This Argentinian film (also known as Kill the Jockey) about a troubled rider in Buenos Aries, promises a lot but doesn't quite deliver. It starts like a rocket but pretty soon loses the run of itself, like a 1000m sprinter in the Melbourne Cup. I could see it fading about halfway through, but the punter can't help the jockey or the horse (or the film).
Nahuel Pérez Biscayart plays the jockey, Remo, who seems to have a death wish, for reasons only alluded to. At the beginning of the film, he's found by his gangster boss's henchmen zonked out in a bar, and then returned to the track, where he spectacularly fucks up in the barriers. His pregnant girlfriend Abril (Úrsula Corberó) is worried but also occasionally amused by his erratic behaviour.
When his boss brings over a Japanese horse for the big race, the pressure is on Remo to win, and cleanly as well. Considering he's been using horse medicine to get off, this isn't the easiest task. The race doesn't go too well and Remo is hospitalised, but not for long. He's visited by an old guy (who might be a relative, or something less prosaic), then Remo absconds from the hospital wearing a woman's coat, still sporting an unfeasibly conical head bandage.
Sounds wacky?
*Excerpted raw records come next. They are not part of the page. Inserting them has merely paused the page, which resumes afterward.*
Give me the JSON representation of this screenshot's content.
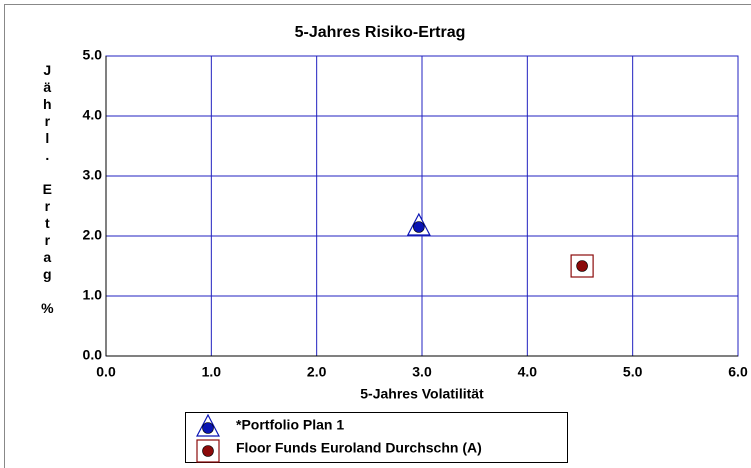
{
  "chart_data": {
    "type": "scatter",
    "title": "5-Jahres Risiko-Ertrag",
    "xlabel": "5-Jahres Volatilität",
    "ylabel": "Jährl. Ertrag %",
    "xlim": [
      0,
      6
    ],
    "ylim": [
      0,
      5
    ],
    "xticks": [
      {
        "value": 0,
        "label": "0.0"
      },
      {
        "value": 1,
        "label": "1.0"
      },
      {
        "value": 2,
        "label": "2.0"
      },
      {
        "value": 3,
        "label": "3.0"
      },
      {
        "value": 4,
        "label": "4.0"
      },
      {
        "value": 5,
        "label": "5.0"
      },
      {
        "value": 6,
        "label": "6.0"
      }
    ],
    "yticks": [
      {
        "value": 0,
        "label": "0.0"
      },
      {
        "value": 1,
        "label": "1.0"
      },
      {
        "value": 2,
        "label": "2.0"
      },
      {
        "value": 3,
        "label": "3.0"
      },
      {
        "value": 4,
        "label": "4.0"
      },
      {
        "value": 5,
        "label": "5.0"
      }
    ],
    "grid": true,
    "grid_color": "#2020c0",
    "series": [
      {
        "name": "*Portfolio Plan 1",
        "color": "#0a14b4",
        "marker": "triangle",
        "x": [
          2.97
        ],
        "values": [
          2.15
        ]
      },
      {
        "name": "Floor Funds Euroland Durchschn (A)",
        "color": "#8b0a0a",
        "marker": "square",
        "x": [
          4.52
        ],
        "values": [
          1.5
        ]
      }
    ]
  }
}
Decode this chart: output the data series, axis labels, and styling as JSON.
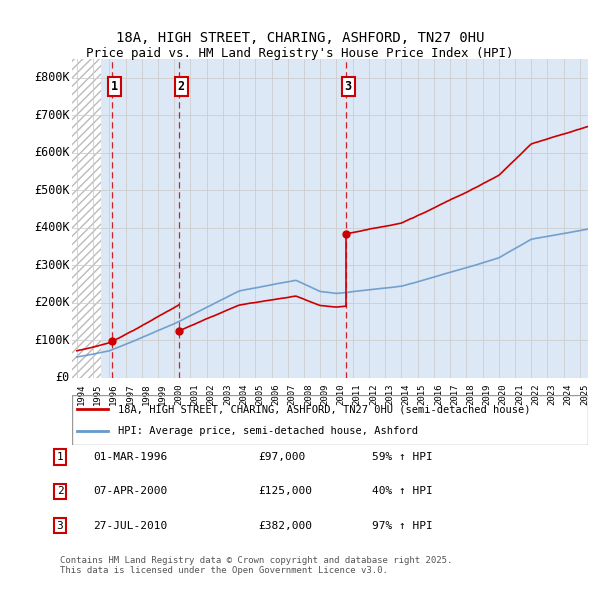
{
  "title_line1": "18A, HIGH STREET, CHARING, ASHFORD, TN27 0HU",
  "title_line2": "Price paid vs. HM Land Registry's House Price Index (HPI)",
  "ylabel_ticks": [
    "£0",
    "£100K",
    "£200K",
    "£300K",
    "£400K",
    "£500K",
    "£600K",
    "£700K",
    "£800K"
  ],
  "ytick_values": [
    0,
    100000,
    200000,
    300000,
    400000,
    500000,
    600000,
    700000,
    800000
  ],
  "ylim": [
    0,
    850000
  ],
  "xlim_start": 1993.7,
  "xlim_end": 2025.5,
  "transactions": [
    {
      "num": 1,
      "date_dec": 1996.17,
      "price": 97000,
      "label": "01-MAR-1996",
      "amount": "£97,000",
      "hpi_pct": "59% ↑ HPI"
    },
    {
      "num": 2,
      "date_dec": 2000.27,
      "price": 125000,
      "label": "07-APR-2000",
      "amount": "£125,000",
      "hpi_pct": "40% ↑ HPI"
    },
    {
      "num": 3,
      "date_dec": 2010.57,
      "price": 382000,
      "label": "27-JUL-2010",
      "amount": "£382,000",
      "hpi_pct": "97% ↑ HPI"
    }
  ],
  "legend_label_red": "18A, HIGH STREET, CHARING, ASHFORD, TN27 0HU (semi-detached house)",
  "legend_label_blue": "HPI: Average price, semi-detached house, Ashford",
  "footer_line1": "Contains HM Land Registry data © Crown copyright and database right 2025.",
  "footer_line2": "This data is licensed under the Open Government Licence v3.0.",
  "background_hatched_end": 1995.5,
  "red_color": "#cc0000",
  "blue_color": "#6699cc",
  "grid_color": "#cccccc",
  "dashed_line_color": "#cc0000",
  "bg_blue": "#dce8f5",
  "bg_hatch_color": "#bbbbbb"
}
It gets more so, and I think the director Juan Ortega has sacrificed narrative solidity for an overdose of style. There are shades of Aki Kaurismäki (the old, implacable guys watching the dance at the start, stoniest of stone faces, jarring musical choices) as well as Pedro Almodóvar (transvestism, sexual acceptance, characters working against stereotypes). Incidentally (or not), it seems Almodóvar helped produce another Ortega film, El Angel, and the cinematographer of El Jockey just happens to be Timo Salminen, regular lenser for, yes, Kaurismäki.
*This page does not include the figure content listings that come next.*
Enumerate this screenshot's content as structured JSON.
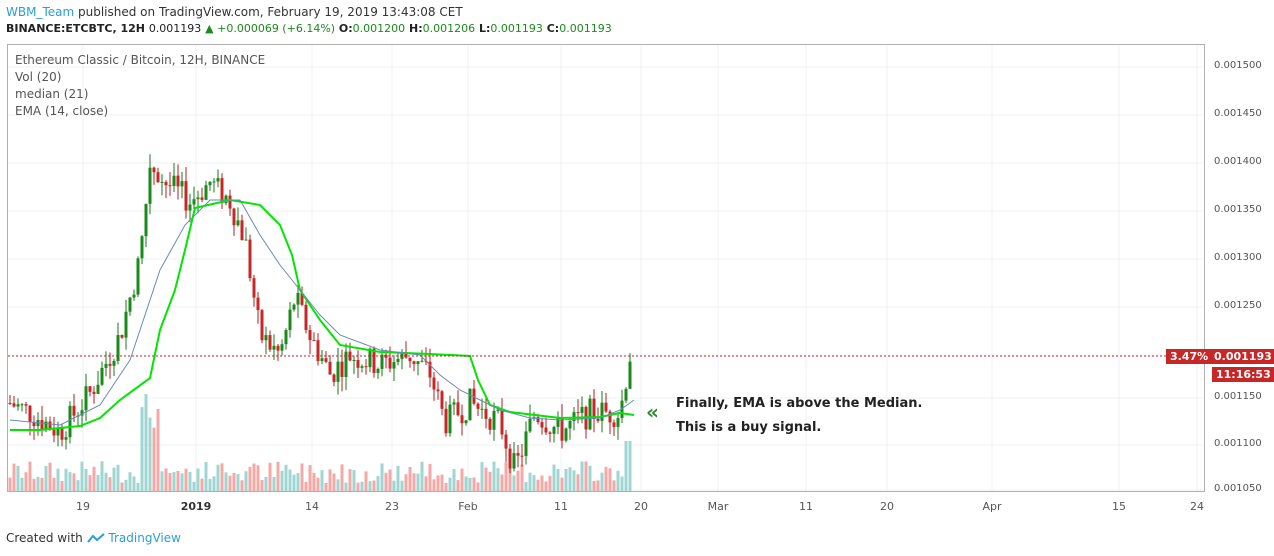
{
  "header": {
    "user": "WBM_Team",
    "published": "published on TradingView.com, February 19, 2019 13:43:08 CET",
    "symbol": "BINANCE:ETCBTC, 12H",
    "last": "0.001193",
    "change": "▲ +0.000069 (+6.14%)",
    "o_label": "O:",
    "o": "0.001200",
    "h_label": "H:",
    "h": "0.001206",
    "l_label": "L:",
    "l": "0.001193",
    "c_label": "C:",
    "c": "0.001193"
  },
  "legend": {
    "title": "Ethereum Classic / Bitcoin, 12H, BINANCE",
    "vol": "Vol (20)",
    "median": "median (21)",
    "ema": "EMA (14, close)"
  },
  "annotation": {
    "line1": "Finally, EMA is above the Median.",
    "line2": "This is a buy signal."
  },
  "price_axis": [
    "0.001500",
    "0.001450",
    "0.001400",
    "0.001350",
    "0.001300",
    "0.001250",
    "0.001200",
    "0.001150",
    "0.001100",
    "0.001050"
  ],
  "price_tag": {
    "pct": "3.47%",
    "price": "0.001193",
    "countdown": "11:16:53"
  },
  "date_axis": [
    "19",
    "2019",
    "14",
    "23",
    "Feb",
    "11",
    "20",
    "Mar",
    "11",
    "20",
    "Apr",
    "15",
    "24"
  ],
  "footer": {
    "created": "Created with",
    "brand": "TradingView"
  },
  "colors": {
    "up": "#26a69a",
    "down": "#ef5350",
    "median": "#00e600",
    "ema": "#6a8ab8",
    "accent": "#2a9fd6"
  },
  "icons": [
    "tradingview-logo-icon",
    "double-chevron-left-icon"
  ]
}
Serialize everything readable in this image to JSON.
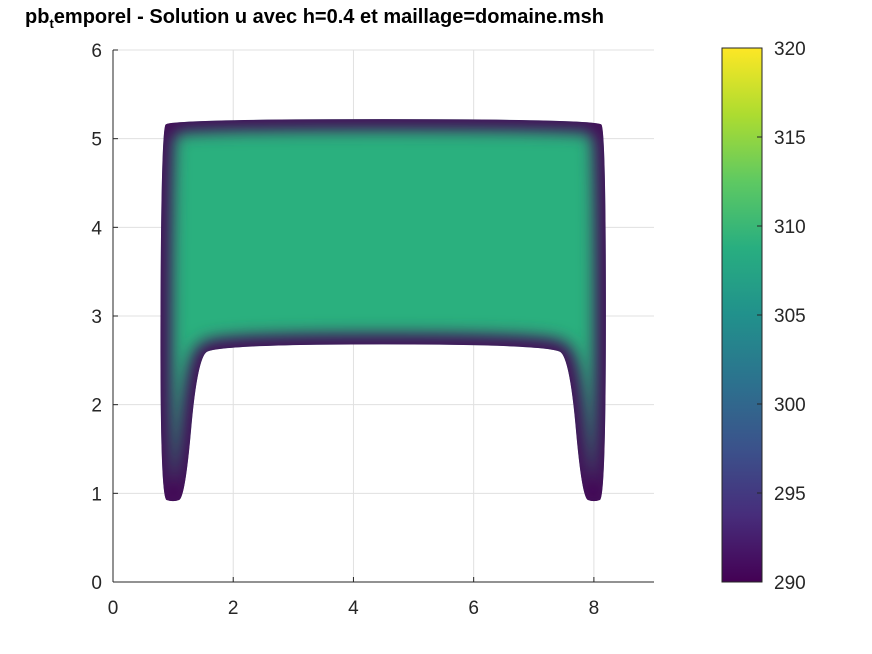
{
  "chart_data": {
    "type": "heatmap",
    "title": "pb",
    "title_subscript": "t",
    "title_rest": "emporel - Solution u avec h=0.4 et maillage=domaine.msh",
    "xlim": [
      0,
      9
    ],
    "ylim": [
      0,
      6
    ],
    "x_ticks": [
      0,
      2,
      4,
      6,
      8
    ],
    "y_ticks": [
      0,
      1,
      2,
      3,
      4,
      5,
      6
    ],
    "grid": true,
    "colormap": "viridis",
    "colorbar": {
      "limits": [
        290,
        320
      ],
      "ticks": [
        290,
        295,
        300,
        305,
        310,
        315,
        320
      ]
    },
    "field": {
      "boundary_value": 290,
      "interior_value": 309,
      "domain_outline": [
        [
          0.78,
          0.95
        ],
        [
          0.8,
          5.1
        ],
        [
          0.95,
          5.22
        ],
        [
          8.05,
          5.22
        ],
        [
          8.2,
          5.1
        ],
        [
          8.2,
          0.95
        ],
        [
          8.0,
          0.9
        ],
        [
          7.8,
          0.95
        ],
        [
          7.6,
          2.5
        ],
        [
          7.3,
          2.68
        ],
        [
          1.7,
          2.68
        ],
        [
          1.4,
          2.5
        ],
        [
          1.2,
          0.95
        ],
        [
          1.0,
          0.9
        ]
      ]
    },
    "colors": {
      "viridis_stops": [
        "#440154",
        "#472d7b",
        "#3b528b",
        "#2c728e",
        "#21918c",
        "#28ae80",
        "#5ec962",
        "#addc30",
        "#fde725"
      ],
      "grid": "#e0e0e0",
      "axis": "#262626"
    }
  }
}
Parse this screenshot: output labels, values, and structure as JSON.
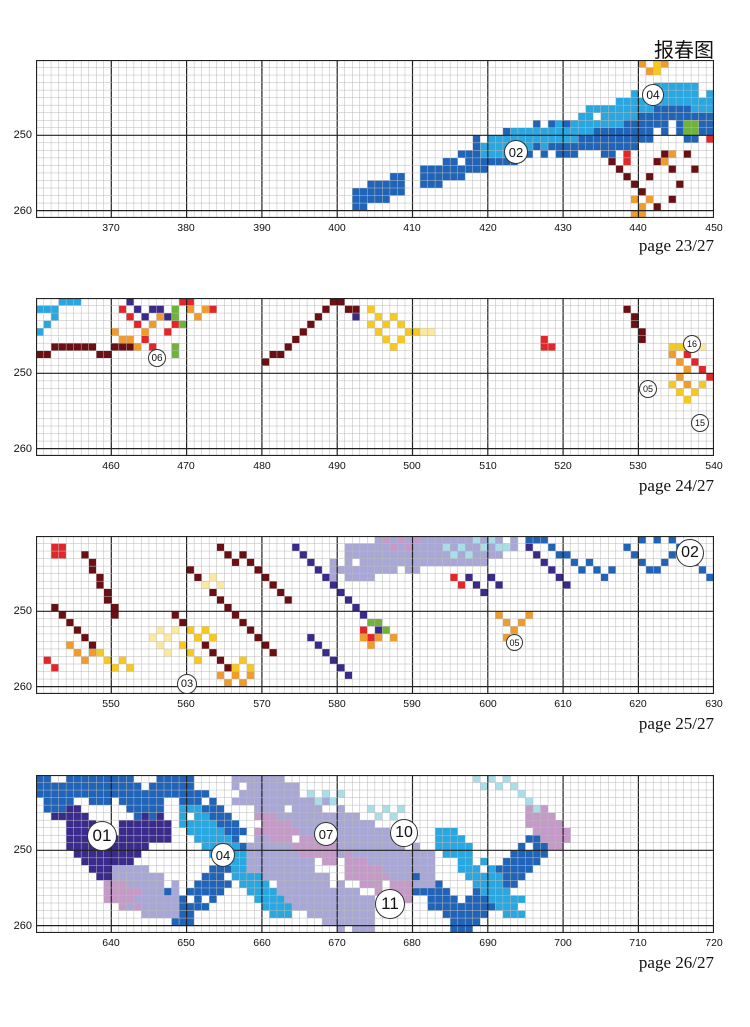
{
  "title": "报春图",
  "palette": {
    "dark_red": "#6b0f12",
    "red": "#e3262a",
    "orange": "#ef9b2d",
    "yellow": "#f7c81f",
    "pale_yellow": "#fbe9a0",
    "green": "#6fb33b",
    "navy": "#3a2a8c",
    "blue": "#1f64b8",
    "sky": "#28a7e0",
    "lavender": "#a9a7d6",
    "mauve": "#c59ac8",
    "light_teal": "#a9dde7"
  },
  "panels": [
    {
      "page": "page 23/27",
      "x_ticks": [
        "370",
        "380",
        "390",
        "400",
        "410",
        "420",
        "430",
        "440",
        "450"
      ],
      "y_ticks": [
        "250",
        "260"
      ],
      "badges": [
        "02",
        "04"
      ]
    },
    {
      "page": "page 24/27",
      "x_ticks": [
        "460",
        "470",
        "480",
        "490",
        "500",
        "510",
        "520",
        "530",
        "540"
      ],
      "y_ticks": [
        "250",
        "260"
      ],
      "badges": [
        "06",
        "16",
        "05",
        "15"
      ]
    },
    {
      "page": "page 25/27",
      "x_ticks": [
        "550",
        "560",
        "570",
        "580",
        "590",
        "600",
        "610",
        "620",
        "630"
      ],
      "y_ticks": [
        "250",
        "260"
      ],
      "badges": [
        "02",
        "03",
        "05"
      ]
    },
    {
      "page": "page 26/27",
      "x_ticks": [
        "640",
        "650",
        "660",
        "670",
        "680",
        "690",
        "700",
        "710",
        "720"
      ],
      "y_ticks": [
        "250",
        "260"
      ],
      "badges": [
        "01",
        "04",
        "07",
        "10",
        "11"
      ]
    }
  ]
}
Performance-wise, Corberó lights up the screen, she's not on it enough, while Biscayart runs through a lot of emotions without actually being much troubled by reality, or even believability. A few of the grizzled old stagers are amusing, it often feels like an old Bertrand Blier film when they're on. The boss, Sirena (Daniel Giménez Cacho) gets around with a fat baby in his arms, like Blofeld and his white cat. It's riddled with that kind of forced zaniness.
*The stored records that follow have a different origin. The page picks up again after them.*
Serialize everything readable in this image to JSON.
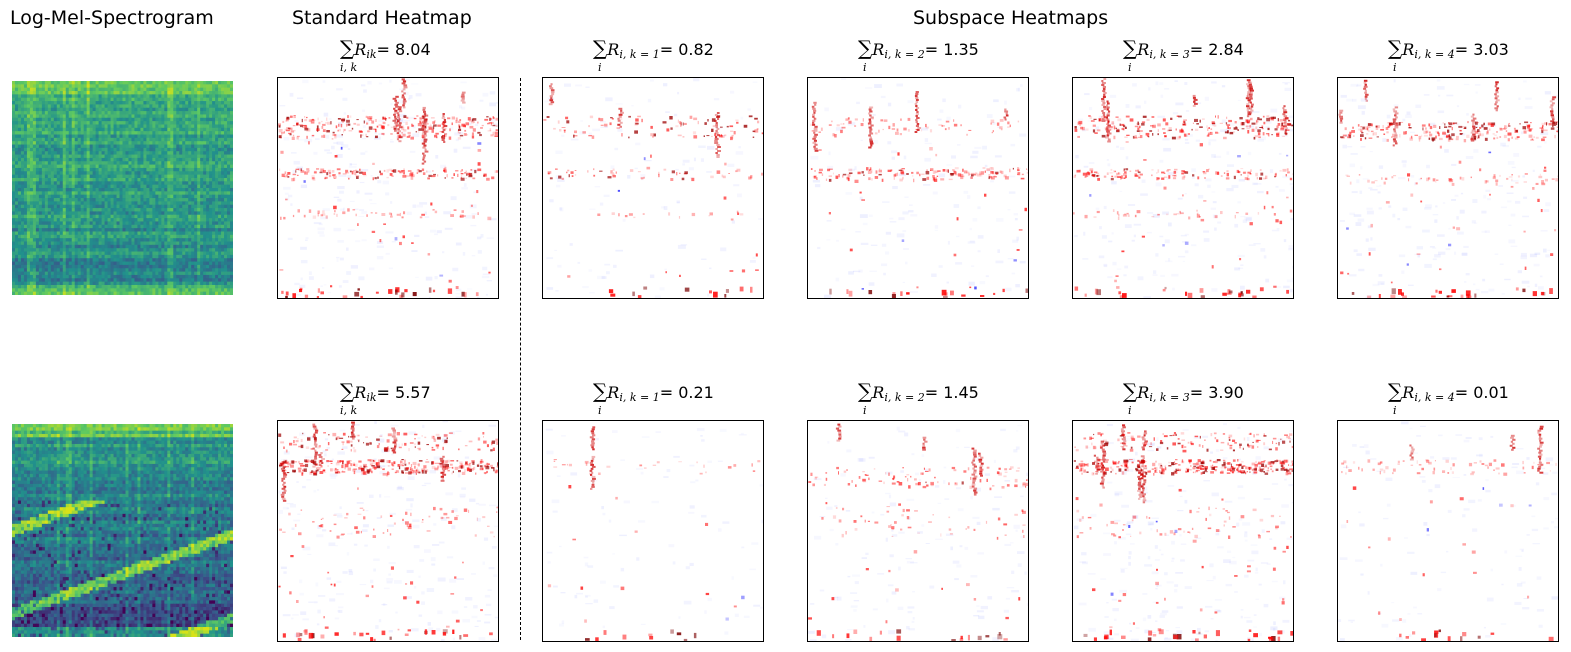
{
  "headers": {
    "spectrogram": "Log-Mel-Spectrogram",
    "standard": "Standard Heatmap",
    "subspace": "Subspace Heatmaps"
  },
  "rows": [
    {
      "panels": [
        {
          "kind": "standard",
          "sum_under": "i, k",
          "r_sub": "ik",
          "value": "= 8.04"
        },
        {
          "kind": "subspace",
          "sum_under": "i",
          "r_sub": "i, k = 1",
          "value": "= 0.82"
        },
        {
          "kind": "subspace",
          "sum_under": "i",
          "r_sub": "i, k = 2",
          "value": "= 1.35"
        },
        {
          "kind": "subspace",
          "sum_under": "i",
          "r_sub": "i, k = 3",
          "value": "= 2.84"
        },
        {
          "kind": "subspace",
          "sum_under": "i",
          "r_sub": "i, k = 4",
          "value": "= 3.03"
        }
      ]
    },
    {
      "panels": [
        {
          "kind": "standard",
          "sum_under": "i, k",
          "r_sub": "ik",
          "value": "= 5.57"
        },
        {
          "kind": "subspace",
          "sum_under": "i",
          "r_sub": "i, k = 1",
          "value": "= 0.21"
        },
        {
          "kind": "subspace",
          "sum_under": "i",
          "r_sub": "i, k = 2",
          "value": "= 1.45"
        },
        {
          "kind": "subspace",
          "sum_under": "i",
          "r_sub": "i, k = 3",
          "value": "= 3.90"
        },
        {
          "kind": "subspace",
          "sum_under": "i",
          "r_sub": "i, k = 4",
          "value": "= 0.01"
        }
      ]
    }
  ],
  "colors": {
    "positive": "#ff0000",
    "strong_positive": "#7a0000",
    "negative": "#0000ff",
    "spectrogram_low": "#30216b",
    "spectrogram_mid": "#21918c",
    "spectrogram_high": "#d7e219"
  }
}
So this is a promising young colt, with some fine breeding, it's just not quite able to get past the finishing post. El Jockey played at the Spanish Film Festival around Australia.
See also:
Biscayart is better in the excellent Persian Lessons (2020), directed by Vadim Perelman. For a vintage horse racing film, let's have a bit of the Marx Brothers in A Day at the Races (1937), directed by Sam Wood.